Limkemann again brought up that Jones objects to “any format that’s outside of conducting the hearing in-person” and that Jones is asking for the commission to work with the city to identify ways to take precautions for an in-person hearing.
“I just want to remind the commission that this is Lucas Jones’s appeal,” Limkemann said. “It’s his opportunity to appeal to the commission. While the public has an opportunity to be present and observe or have contemporary access, it’s not the public’s hearing. It’s Chief Jerman and Lucas Jones’s appeal hearing. … So I don’t want to lose sight of the interests of the parties as well, but I understand that we have to balance a number of different interests in this case, particularly with the pandemic in the background.”
Sheronick said the commission is “well within its right” to continue with the fully online plan, which will then allow the attorneys enough time to plan accordingly.
“These are unprecedented times in any of our lives and careers and everything else,” Sheronick said. “I understand — and I’m speaking partially for myself here but I’m trying to express the Commission’s position as well, I understand Lucas Jones wants an in person hearing. Anybody would. That’s not the issue. The issue is would it be responsible for this commission during what looks like at least round two of a non-ending pandemic to go that route?”
“I think that it should be clear at this point what the commission’s thinking is unless lightning strikes, we’re going to be, at least in September, maybe into October, we’re going to be face to face with this pandemic. Everybody should just make the assumption that it’s going to be fully online and plan your cases accordingly.”
Following the 20 minutes of discussion, the three commission members all voted to start the two-day hearing on Sept. 22 at 9 a.m.
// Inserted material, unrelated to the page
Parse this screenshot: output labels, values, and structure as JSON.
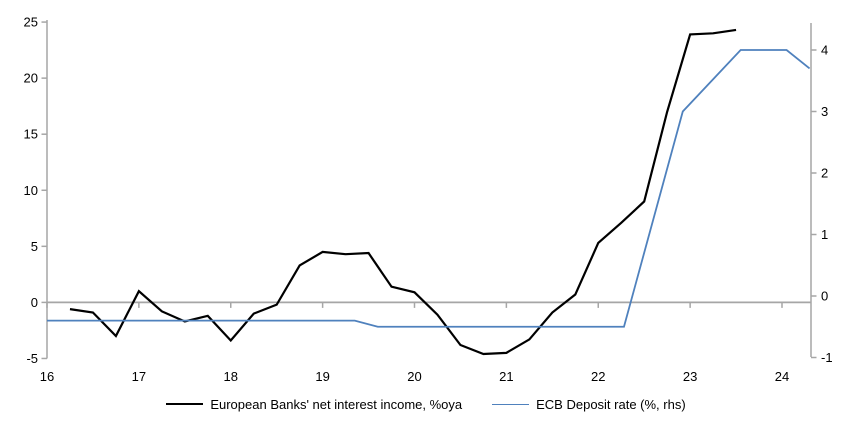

The commission will meet about two weeks before the hearing, on Sept. 11 at noon, to assess if there is a need to alter the format at the request of Jones and Limkemann.
“I agree with what Mr. Sheronick said, if that wasn’t clear for what I said, that this is a virtual hearing unless lightning strikes, but we will get together on the 11th to hear from counsel at their request,” Evans said after the vote right before the meeting adjourned.